All the cards are marked . At least half the deck have marks of some kind . Good luck with spotting them.— Calen McNeil (@BigwheelMcNeil) June 14, 2017
At this writing, WSOP officials have remained "mum" about the controversy. I would expect some sort of statement or resolution soon, because there's nothing that can hurt the integrity of the game more than the suspicion of marked cards.
1. "Kid Poker" is the real deal
Speaking of Negreanu, there's good reason why he's the undisputed most popular player in poker. He's extremely likable and entertaining, and he knows how to build a brand.
This year, the six-time WSOP bracelet winner, who is the all-time leading money winner in poker with over $33 million in earnings, started a daily video blog on YouTube.
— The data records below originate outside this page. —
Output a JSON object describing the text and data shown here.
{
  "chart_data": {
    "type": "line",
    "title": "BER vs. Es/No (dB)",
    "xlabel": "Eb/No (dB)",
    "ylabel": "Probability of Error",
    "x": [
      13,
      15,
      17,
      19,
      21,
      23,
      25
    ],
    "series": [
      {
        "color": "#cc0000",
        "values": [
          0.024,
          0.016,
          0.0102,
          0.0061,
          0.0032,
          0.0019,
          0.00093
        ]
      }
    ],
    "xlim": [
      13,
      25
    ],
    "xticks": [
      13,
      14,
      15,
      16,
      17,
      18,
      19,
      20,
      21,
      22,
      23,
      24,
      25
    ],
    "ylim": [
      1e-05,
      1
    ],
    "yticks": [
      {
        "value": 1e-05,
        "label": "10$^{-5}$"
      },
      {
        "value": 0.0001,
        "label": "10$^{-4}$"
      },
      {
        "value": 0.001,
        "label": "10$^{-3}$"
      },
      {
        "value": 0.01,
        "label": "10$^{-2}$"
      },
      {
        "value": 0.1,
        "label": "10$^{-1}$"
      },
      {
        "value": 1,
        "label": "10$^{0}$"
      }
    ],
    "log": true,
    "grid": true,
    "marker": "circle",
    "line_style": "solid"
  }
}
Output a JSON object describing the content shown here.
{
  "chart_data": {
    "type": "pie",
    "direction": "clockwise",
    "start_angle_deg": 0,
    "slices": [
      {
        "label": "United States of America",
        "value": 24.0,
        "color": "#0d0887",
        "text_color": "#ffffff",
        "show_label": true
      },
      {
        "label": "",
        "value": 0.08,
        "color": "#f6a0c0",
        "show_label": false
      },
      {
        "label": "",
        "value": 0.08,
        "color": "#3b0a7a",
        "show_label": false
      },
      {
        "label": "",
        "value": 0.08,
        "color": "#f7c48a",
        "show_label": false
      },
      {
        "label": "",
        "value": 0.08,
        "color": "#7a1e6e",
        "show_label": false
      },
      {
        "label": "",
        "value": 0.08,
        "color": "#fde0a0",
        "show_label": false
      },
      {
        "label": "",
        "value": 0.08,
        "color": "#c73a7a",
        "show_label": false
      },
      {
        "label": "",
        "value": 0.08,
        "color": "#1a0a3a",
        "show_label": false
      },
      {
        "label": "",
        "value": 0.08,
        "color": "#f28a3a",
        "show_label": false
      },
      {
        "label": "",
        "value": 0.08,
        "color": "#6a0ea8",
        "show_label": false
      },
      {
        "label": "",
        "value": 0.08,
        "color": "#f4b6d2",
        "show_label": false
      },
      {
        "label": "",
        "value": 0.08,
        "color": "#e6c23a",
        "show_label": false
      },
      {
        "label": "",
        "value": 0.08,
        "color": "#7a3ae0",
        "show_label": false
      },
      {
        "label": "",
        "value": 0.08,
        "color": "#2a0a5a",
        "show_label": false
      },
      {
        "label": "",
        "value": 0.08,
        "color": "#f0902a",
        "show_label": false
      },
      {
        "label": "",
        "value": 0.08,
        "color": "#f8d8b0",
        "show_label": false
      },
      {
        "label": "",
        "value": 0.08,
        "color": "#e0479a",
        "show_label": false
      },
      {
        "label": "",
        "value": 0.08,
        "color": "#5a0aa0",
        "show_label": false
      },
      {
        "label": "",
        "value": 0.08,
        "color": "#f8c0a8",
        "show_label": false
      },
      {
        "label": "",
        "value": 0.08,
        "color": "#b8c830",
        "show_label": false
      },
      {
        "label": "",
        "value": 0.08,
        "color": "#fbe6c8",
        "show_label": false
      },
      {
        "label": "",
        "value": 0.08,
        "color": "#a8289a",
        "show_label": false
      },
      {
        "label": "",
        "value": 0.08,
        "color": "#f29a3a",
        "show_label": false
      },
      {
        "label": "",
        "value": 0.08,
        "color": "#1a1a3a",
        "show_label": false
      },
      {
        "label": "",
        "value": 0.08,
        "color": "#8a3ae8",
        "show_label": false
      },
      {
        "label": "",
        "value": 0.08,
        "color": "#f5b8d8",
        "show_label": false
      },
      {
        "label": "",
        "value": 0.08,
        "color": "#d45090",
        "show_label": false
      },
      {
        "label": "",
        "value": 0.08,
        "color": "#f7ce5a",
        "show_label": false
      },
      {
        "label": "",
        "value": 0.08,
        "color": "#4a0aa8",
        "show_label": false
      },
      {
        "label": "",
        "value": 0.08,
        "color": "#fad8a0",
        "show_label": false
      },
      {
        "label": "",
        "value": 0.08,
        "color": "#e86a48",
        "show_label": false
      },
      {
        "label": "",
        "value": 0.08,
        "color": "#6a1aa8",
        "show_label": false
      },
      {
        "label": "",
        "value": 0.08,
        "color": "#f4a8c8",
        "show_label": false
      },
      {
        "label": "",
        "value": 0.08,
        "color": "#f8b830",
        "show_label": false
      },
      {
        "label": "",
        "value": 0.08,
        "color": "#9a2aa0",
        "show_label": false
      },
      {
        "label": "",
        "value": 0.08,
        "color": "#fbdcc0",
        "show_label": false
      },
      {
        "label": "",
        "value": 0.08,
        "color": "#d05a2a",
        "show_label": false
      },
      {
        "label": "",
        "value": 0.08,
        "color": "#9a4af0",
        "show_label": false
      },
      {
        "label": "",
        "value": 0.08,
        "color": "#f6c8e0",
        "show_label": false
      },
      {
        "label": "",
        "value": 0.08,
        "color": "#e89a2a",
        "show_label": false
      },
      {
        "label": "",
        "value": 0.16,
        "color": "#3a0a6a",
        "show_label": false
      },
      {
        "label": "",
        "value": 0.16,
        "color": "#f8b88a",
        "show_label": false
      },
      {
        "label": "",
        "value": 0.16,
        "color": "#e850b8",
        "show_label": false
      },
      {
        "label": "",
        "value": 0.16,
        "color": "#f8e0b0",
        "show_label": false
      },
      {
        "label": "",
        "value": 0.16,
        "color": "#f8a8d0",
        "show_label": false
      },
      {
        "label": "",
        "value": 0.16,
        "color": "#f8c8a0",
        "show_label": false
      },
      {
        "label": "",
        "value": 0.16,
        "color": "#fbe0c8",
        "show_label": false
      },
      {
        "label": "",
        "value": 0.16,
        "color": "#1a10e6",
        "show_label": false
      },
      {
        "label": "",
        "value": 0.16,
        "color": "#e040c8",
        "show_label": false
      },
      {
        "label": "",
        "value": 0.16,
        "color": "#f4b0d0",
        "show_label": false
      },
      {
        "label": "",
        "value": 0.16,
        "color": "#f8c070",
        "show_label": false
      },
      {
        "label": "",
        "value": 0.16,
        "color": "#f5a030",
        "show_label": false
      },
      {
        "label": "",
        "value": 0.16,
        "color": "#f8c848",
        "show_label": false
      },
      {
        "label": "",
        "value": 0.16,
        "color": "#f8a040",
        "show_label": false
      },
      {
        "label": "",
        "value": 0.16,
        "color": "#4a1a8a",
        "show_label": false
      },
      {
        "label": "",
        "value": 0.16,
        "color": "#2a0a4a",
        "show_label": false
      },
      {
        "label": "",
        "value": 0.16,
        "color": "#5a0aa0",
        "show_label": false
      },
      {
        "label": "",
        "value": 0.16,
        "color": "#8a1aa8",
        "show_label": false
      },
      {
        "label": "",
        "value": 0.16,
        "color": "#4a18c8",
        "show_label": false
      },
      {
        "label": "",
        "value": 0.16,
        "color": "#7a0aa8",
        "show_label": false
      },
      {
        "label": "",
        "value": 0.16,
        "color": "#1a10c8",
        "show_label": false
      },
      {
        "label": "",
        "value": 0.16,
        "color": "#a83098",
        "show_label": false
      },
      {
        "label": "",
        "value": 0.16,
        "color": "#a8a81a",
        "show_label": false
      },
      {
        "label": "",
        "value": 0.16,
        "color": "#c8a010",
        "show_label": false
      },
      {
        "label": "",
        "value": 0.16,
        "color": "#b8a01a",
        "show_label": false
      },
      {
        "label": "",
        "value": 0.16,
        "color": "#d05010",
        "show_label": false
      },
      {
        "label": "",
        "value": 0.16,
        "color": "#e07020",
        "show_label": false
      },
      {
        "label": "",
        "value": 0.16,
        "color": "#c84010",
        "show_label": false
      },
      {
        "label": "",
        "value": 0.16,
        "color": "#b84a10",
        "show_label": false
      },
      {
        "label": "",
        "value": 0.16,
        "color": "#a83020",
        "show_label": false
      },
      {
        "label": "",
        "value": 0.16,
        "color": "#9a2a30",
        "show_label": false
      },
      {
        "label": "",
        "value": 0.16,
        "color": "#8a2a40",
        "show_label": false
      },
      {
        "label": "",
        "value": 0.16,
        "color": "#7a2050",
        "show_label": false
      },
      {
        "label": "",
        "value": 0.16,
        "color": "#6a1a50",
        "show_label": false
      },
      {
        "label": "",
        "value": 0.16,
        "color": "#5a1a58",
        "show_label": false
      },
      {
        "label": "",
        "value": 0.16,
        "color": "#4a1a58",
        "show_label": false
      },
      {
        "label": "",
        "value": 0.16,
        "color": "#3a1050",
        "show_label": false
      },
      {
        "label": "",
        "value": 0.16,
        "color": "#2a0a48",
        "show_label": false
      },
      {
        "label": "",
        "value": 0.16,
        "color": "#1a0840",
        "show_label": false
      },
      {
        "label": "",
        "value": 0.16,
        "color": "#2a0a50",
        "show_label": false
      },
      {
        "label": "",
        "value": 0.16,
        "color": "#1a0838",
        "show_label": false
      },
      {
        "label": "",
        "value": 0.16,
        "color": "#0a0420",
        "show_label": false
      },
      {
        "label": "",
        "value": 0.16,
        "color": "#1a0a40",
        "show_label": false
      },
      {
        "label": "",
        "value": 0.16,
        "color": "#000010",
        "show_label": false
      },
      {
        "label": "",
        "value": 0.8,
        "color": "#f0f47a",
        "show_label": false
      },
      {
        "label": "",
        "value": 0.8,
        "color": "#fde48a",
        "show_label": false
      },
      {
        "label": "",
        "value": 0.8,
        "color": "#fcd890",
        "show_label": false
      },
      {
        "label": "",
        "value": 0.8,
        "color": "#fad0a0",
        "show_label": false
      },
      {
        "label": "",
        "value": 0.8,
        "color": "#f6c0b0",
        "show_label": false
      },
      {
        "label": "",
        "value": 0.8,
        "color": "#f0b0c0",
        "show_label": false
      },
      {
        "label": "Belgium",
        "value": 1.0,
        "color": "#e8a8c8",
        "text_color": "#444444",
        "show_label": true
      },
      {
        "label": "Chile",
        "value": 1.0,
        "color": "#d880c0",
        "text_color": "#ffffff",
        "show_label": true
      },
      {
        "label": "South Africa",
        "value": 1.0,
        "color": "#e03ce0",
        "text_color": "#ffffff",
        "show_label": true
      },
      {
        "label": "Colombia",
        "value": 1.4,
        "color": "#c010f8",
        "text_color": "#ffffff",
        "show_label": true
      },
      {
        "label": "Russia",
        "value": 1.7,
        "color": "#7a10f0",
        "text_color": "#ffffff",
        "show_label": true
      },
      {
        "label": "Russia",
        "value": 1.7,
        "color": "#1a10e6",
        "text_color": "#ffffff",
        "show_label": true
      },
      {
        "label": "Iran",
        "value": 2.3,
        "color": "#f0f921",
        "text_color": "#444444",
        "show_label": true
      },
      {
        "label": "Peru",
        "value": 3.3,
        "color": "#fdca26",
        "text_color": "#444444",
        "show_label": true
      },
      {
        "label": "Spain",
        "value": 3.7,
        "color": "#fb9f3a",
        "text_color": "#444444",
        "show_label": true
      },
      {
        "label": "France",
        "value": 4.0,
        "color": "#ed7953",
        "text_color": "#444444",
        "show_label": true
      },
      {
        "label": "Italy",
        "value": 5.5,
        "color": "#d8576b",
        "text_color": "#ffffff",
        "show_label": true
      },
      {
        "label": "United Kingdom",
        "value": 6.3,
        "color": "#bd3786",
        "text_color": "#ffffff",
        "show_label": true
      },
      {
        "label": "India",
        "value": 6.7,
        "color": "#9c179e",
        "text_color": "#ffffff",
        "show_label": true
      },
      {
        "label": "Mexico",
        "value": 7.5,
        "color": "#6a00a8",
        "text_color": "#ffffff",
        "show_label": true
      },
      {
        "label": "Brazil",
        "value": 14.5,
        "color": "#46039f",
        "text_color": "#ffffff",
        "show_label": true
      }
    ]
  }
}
While he said the purpose of the vlog is to bring his fans with him through the grind of playing in the WSOP, there is much more than just poker as the cameras follow him from his bedroom to the pool to the gym and to his soccer games, as well as the WSOP floor.
Each episode runs around 20 minutes or so, and they have been attracting as many as 120,000 views each. It sounds cliché, but Negreanu is, by far, the best ambassador in the game, and — take it from someone who has watched him at the poker table from just steps away and seen him interact with his fans — he is the real deal. It's not an act, and it's refreshing to see a true superstar continue to be all about the game and the fans.